Revivals by the English Bach Festival

Through the years from 1977, EBF has staged a number of Rameau revivals at the Royal Opera House, Covent Garden, as a 'guest company', with La Princesse de Navarre followed by
Hippolyte et Aricie
Castor et Pollux
Orphée et Euridice
and at the Queen Elizabeth Hall, Southbank
Nais
Pygmalion
Zoroastre
Information for hiring the performing material for the English Bach Festival Rameau editions from Graham Sadler at a.g.sadler@hull.ac.uk.

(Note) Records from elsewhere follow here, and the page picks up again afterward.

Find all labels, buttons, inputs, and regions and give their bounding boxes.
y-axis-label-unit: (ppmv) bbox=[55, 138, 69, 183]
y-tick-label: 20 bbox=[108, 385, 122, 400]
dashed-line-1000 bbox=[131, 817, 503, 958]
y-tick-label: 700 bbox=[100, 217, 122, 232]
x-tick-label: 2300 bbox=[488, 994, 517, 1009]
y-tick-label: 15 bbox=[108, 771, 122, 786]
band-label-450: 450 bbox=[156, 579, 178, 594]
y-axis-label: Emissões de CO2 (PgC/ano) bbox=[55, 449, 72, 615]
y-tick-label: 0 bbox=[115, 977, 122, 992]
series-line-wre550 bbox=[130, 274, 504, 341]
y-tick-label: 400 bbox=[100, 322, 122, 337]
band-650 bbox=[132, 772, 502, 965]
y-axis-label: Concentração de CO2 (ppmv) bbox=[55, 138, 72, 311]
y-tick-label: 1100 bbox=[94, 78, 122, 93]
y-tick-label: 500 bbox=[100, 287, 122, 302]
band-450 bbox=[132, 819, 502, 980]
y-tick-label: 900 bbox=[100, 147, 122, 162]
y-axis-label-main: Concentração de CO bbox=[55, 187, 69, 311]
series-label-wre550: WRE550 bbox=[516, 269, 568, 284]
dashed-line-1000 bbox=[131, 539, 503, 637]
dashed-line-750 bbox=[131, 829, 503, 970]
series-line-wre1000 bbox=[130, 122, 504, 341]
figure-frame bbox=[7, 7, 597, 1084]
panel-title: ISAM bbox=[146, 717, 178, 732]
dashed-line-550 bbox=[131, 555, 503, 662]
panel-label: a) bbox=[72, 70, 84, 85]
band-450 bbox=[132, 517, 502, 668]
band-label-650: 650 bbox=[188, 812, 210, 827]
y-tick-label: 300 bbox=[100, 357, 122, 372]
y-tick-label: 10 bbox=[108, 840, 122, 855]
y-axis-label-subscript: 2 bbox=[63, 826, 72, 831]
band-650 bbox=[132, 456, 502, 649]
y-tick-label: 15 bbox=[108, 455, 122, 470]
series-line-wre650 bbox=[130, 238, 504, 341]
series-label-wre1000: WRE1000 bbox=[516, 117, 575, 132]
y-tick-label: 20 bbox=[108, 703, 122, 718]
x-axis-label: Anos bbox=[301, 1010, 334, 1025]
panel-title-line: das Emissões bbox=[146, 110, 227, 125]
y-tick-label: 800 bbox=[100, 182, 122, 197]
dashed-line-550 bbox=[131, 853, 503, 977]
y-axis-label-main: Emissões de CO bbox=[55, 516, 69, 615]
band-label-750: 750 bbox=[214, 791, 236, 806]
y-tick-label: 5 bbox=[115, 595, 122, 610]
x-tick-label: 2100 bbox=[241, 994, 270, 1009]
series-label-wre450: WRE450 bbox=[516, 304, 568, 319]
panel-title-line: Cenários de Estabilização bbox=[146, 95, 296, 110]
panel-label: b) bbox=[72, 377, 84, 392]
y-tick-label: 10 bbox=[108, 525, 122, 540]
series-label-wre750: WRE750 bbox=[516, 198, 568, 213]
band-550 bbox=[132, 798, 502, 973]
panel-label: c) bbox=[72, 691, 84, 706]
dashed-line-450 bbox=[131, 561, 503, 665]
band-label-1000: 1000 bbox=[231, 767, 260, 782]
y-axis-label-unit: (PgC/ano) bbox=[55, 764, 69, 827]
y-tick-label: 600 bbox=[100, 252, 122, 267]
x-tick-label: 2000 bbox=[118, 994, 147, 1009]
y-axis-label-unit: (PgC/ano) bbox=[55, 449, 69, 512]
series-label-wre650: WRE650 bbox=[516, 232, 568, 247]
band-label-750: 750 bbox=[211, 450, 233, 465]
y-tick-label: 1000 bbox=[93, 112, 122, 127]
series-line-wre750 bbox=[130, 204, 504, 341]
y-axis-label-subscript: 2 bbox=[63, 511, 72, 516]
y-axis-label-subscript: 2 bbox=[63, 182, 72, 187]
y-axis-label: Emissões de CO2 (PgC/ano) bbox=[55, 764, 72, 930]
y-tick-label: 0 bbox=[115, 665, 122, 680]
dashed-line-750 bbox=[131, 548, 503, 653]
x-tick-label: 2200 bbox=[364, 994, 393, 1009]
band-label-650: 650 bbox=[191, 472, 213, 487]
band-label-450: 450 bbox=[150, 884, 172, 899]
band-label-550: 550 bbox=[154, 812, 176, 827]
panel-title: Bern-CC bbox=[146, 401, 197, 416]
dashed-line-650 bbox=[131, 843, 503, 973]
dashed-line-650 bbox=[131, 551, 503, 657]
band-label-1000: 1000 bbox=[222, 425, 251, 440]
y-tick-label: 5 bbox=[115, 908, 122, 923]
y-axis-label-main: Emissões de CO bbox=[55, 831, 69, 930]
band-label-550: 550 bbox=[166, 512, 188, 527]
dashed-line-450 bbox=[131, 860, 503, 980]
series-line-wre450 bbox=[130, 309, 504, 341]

In 1995, EBF staged the first ever 'Dido and Aeneas' at the Royal Opera House. Other revivals at the ROH have included two Händel operas: 'Riccardo Primo', commemorating 800 years of the landing in Cyprus of Richard the First, 'Teseo', and 'Oreste' as a double bill with Xenakis's 'Oresteia', at the Linbury Theatre.

British Premières at the EBF

The EBF has been playing an important role in introducing modern and innovative composers to British audiences.


A Karl-Heinz Stockhausen Festival in St John's Smith Square introduced Dutilleux and Ligeti to London.

The EBF also introduced Greek composers in England:
• Nikos Skalkottas in Oxford and at the Royal Festival Hall in London.
• Jani Christou with 'Tongues of Fire', a Festival commission in Oxford and at the Queen Elizabeth Hall in London.
• And of course, Iannis Xenakis premières in Oxford, and a world première of his stunning Oresteia, the first staged event in 2000 at the Royal Opera House new Linbury Theatre. In 1971, a connected event to Xenakis Oresteia's 'Prologue' by Sir Harrison Birtwistle from Agamemnon of the Oresteian Trilogy, an EBF commission.

The EBF has presented the Greek traditional dances, the Lykeion ton Hellenidon, at the Albert Hall in 1972 and at the Royal Festival Hall in 1979.
The EBF has also had the pleasure of presenting a unique event, the Gagaku, Japanese musicians playing for the first time out of the Palace of Japan.

Over the years, the EBF has presented the British public with many unique performances. From the EBF days in Oxford, a first staged revival of Händel's 'Athalia', a tribute to Ralph Vaughan Williams, the rarely heard 'Sancta Civitas', and a gift to Lina Lalandi-Emery from William Walton, a choral work. Later in London for Walton's birthday, the EBF produced 'Façade' at City Hall with Richard Baker.


Olivier Messiaen

In Paris in the sixties, Lina Lalandi-Emery had met France's distinguished and famous Minister of Culture André Malraux. Together, they were discussing EBF projects when Malraux exclaimed "Un divertissement? Je vous donne Messiaen..." This was to be the start of a long and fructuous association of the EBF and the French avant-garde composer. Following this seminal conversation, Et exspecto resurrectionem mortuorum, originally premièred at the Cathédrale de Chartres, was performed for the first time in England at Westminster Abbey. Lina Lalandi-Emery was given by Olivier Messiaen himself the original manuscript of Et exspecto.
Messiaen, whose centenary is coming up, became a personal friend of Lina Lalandi-Emery and Ralph Emery over the years. Olivier Messiaen has been closely associated with the EBF, and has made personal appearances with his wife, pianist Yvonne Loriod, playing together at the EBF, with Messiaen's first performance of the Turangalîla Symphony raising the roof of the Town Hall in Oxford in 1967, and again at the Royal Festival Hall in 1968. The EBF has proudly presented Messiaen's piano and organ works and all his other works up to the 'Transfiguration' at St Paul's Cathedral.

Spanish composers and dances

The EBF also created a number of rare Spanish events: an exhibition at the RFH of Manuel de Falla autograph manuscripts, premières of works by Manuel de Falla, Tomas Marco, Benguerel, and Falla's 'Vida Breve' as well as Zarzuelas at the RFH and the presentation in the Crypt of St John's Smith Square of traditional Flamenco singers and a talk in the Purcell Room by Lina Lalandi-Emery herself about the Flamenco tradition.